Former energy exec backs fossil fuels
Sam Wilson Daily Inter Lake | Hagadone News Network | UPDATED 9 years AGO
Advocating for U.S. energy independence and expanded development of fossil fuels, local energy expert Bill Whitsitt discussed the federal Energy Information Administration’s 2016 Energy Outlook Assessment on Thursday night.
Whitsitt spoke at the monthly meeting of Act for America’s Flathead chapter.
Now retired in Bigfork, Whitsitt is a former vice president of public affairs for Devon Energy Corporation, one of the nation’s largest oil and natural gas development firms.
His presentation, “American Energy Independence: Facts and Factions,” took aim at environmental policies designed to reduce fossil fuels development. Defining “factoids” as common assertions widely accepted as fact, he applied the term to President Barack Obama’s claim that 97 percent of climate scientists agree that climate change is “real, manmade and dangerous.”
Whitsitt also criticized the Obama administration’s Clean Energy Plan, which has been widely panned in Montana, a state that would be required to cut its carbon dioxide emissions by 47 percent by 2030.
“We should be very proud of our coal industry” that produces low-sulfur coal making up 25 percent of the country’s total reserves, he said.
Whitsitt said the energy outlook shows the nation has reached 91 percent energy independence, of which 80 percent is fossil fuels. He also pointed to the declining role of oil from Saudi Arabia for U.S oil imports. It’s about a third of the volume imported from Canada, which supplies the lion’s share of imported oil.

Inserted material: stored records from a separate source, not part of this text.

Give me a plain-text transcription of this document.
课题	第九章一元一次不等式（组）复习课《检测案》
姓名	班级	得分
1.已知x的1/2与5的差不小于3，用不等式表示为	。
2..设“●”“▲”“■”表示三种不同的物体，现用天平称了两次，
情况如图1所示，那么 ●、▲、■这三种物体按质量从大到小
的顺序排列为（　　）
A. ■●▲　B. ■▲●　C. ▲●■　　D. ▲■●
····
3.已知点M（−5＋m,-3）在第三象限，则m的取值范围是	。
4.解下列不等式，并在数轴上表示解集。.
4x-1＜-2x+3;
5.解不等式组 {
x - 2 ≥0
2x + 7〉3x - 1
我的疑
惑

“This is a very good story if we don’t screw it up, which is distinctly possible in my view,” Whitsitt said.
He said renewable energy is not a bad thing, but wind and solar aren’t “base-load power” sources that can provide power around the clock, and said they are overly reliant on government subsidies to compete economically.
“We need to be working our way out of these mandates and subsidies,” he said.
Asked by an audience member toward the end of the meeting for his opinion on whether manmade climate change is occurring, he responded that climate change is occurring and didn’t rule out greenhouse gas emissions from human sources as a cause.
“It does have some effect on the climate. What we don’t know is how much is from carbon dioxide that we put in, compared to other things,” he said, adding a reference to the theory that sunspots generate natural fluctuations in the Earth’s temperature.